Hercules had to locate ‘the golden apples’ in the Garden of the Hesperides. Jonas Bergman has identified the ‘golden apples’ as the oranges of Morocco, with a site near Lixus providing the Garden of the Hesperides. *[The late Michael Hübner who was also an advocate for a Moroccan site for Atlantis proposed that the fruit of the Argan tree found in the Souss-Massa region were the ‘golden apples.]*
If these interpretations are is correct, it implies that Hercules was familiar with apples but not oranges and hence he must have come from a more northerly climate; which raises a series of other questions not pertinent to this work.

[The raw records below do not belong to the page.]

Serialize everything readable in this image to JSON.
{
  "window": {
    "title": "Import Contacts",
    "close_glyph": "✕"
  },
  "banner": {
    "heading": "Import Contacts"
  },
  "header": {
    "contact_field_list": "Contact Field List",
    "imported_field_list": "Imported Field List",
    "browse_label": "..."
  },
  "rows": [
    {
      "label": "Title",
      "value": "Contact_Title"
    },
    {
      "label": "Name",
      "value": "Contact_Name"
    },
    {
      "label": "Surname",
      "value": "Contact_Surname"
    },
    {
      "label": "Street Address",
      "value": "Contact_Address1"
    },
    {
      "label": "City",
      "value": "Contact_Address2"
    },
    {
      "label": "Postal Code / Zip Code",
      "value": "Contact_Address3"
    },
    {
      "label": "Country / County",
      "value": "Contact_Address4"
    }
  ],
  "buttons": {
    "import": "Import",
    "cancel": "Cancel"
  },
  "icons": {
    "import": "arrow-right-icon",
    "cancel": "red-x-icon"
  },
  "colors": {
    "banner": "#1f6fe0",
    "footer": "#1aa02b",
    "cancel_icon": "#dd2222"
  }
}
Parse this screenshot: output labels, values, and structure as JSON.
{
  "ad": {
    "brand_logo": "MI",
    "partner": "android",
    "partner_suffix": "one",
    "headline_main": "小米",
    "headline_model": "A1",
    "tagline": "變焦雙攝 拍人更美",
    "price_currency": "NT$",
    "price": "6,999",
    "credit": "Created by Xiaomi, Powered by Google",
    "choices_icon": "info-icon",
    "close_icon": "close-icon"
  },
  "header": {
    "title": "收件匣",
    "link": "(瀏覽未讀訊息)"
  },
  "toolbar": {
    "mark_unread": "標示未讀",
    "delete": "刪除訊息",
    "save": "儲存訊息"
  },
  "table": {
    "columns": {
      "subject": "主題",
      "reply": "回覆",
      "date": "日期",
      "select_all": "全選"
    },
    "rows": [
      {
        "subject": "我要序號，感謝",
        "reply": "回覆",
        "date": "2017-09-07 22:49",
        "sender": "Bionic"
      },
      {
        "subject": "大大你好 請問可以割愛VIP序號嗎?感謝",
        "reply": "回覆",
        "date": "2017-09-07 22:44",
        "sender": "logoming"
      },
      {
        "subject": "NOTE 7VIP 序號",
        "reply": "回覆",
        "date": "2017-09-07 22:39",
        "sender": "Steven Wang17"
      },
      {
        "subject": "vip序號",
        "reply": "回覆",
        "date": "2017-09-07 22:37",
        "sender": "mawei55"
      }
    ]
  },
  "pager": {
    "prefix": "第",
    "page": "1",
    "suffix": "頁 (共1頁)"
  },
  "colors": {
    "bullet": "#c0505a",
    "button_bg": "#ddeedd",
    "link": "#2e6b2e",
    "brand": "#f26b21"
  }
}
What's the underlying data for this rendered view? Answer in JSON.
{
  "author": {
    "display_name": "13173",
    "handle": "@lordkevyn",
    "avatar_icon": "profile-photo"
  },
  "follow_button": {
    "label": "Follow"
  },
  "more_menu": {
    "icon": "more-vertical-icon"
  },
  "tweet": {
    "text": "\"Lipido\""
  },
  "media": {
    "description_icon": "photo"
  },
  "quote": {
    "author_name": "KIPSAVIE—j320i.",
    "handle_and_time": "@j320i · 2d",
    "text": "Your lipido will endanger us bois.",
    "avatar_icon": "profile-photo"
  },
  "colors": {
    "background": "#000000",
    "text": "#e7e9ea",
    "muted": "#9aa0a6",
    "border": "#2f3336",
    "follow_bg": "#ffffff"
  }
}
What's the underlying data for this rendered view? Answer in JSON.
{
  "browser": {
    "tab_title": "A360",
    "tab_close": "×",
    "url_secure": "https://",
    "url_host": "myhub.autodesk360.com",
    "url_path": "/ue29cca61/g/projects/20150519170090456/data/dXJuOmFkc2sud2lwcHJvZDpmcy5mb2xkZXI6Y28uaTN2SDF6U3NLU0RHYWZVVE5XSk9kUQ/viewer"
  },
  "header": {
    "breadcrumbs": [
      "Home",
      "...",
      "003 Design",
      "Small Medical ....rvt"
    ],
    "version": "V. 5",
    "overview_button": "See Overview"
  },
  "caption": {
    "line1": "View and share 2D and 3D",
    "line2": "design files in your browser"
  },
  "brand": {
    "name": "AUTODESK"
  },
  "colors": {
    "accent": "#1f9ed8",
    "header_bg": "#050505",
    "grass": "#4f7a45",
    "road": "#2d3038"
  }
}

Apollonius of Rhodes (Apollonius Rhodius) (c.270 BC) was the chief librarian at Alexandria during the 3nd century BC. His best-known work is the Argonautica , a reworking of the voyage of the Argonauts, in whicht he refers to the island of Atlantides. Anton Mifsud has pointed out that in early editions of this book, Apollonius located the Straits of Heracles in Syrtis Minor (Bk.IV ii.1230) as well as the existence of shoals in that gulf. However, Mifsud notes that modern translations omit this reference. Syrtis Minor was the Roman name for the Gulf of Gabés. Lucanus, who is more usually known as Lucan by English readers, echoed this same identification.